In reviewing the U.S. Dept. of Health and Human Services’ website — home of the infamous “Wall of Shame” (public log of patient data breaches) — we came across a handy-dandy list of “Frequently Asked Questions” regarding HIPAA mandates and compliance.

In this post, we’ll focus on the following FAQ: “How will we know if our organization is compliant with the HIPAA Security Rule?”

Reminding us that the goal of the Security Rule is to “protect the confidentiality, integrity and availability of electronic protected health information (ePHI),” the government tells us that compliance is different for every organization: “No single strategy will serve all covered entities.”

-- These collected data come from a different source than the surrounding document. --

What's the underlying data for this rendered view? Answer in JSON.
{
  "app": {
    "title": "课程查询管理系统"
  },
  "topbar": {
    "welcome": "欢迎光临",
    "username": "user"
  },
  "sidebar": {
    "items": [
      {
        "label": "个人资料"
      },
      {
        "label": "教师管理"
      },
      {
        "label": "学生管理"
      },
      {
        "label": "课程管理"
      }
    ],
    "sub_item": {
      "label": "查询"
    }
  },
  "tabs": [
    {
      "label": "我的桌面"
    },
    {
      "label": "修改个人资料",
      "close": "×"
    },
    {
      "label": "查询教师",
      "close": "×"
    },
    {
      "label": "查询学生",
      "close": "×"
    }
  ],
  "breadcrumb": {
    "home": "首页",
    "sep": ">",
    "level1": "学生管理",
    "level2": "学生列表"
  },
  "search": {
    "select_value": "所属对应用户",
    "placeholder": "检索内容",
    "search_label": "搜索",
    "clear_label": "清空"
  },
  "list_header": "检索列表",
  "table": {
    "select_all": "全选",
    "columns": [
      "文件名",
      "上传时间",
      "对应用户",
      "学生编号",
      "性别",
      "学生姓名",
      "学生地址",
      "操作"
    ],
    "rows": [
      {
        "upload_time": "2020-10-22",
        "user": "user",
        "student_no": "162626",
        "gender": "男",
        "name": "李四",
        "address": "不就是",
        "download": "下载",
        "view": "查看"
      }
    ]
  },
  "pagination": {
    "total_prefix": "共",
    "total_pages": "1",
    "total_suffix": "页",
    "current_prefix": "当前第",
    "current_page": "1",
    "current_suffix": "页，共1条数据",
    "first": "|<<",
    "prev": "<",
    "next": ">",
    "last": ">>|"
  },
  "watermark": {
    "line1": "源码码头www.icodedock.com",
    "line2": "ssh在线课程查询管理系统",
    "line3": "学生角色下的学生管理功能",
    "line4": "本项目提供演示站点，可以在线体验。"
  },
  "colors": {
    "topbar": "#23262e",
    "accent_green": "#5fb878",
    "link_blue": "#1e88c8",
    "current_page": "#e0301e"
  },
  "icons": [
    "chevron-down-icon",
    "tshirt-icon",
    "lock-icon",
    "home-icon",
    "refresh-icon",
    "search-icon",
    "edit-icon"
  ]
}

“Covered entities should look at § 164.306 of the Security Rule for guidance to support decisions on how to comply with the standards and implementation specifications contained in §§ 164.308, 164.310, 164.312, 164.314 and 164.316. In general, this includes performing a risk analysis (…)”

Sound familiar? At the risk of sounding like a broken record, starting with a risk analysis not only fulfills a legal obligation, but it’s good business sense: You need to know where you (and your security gaps) are before you can make smart decisions about what needs to happen next.

“Compliance is not a one-time goal,” the HHS advice concludes. “Meeting the requirements set out in the evaluation standard at § 164.308(a)(8) will assist covered entities in maintaining substantial compliance.”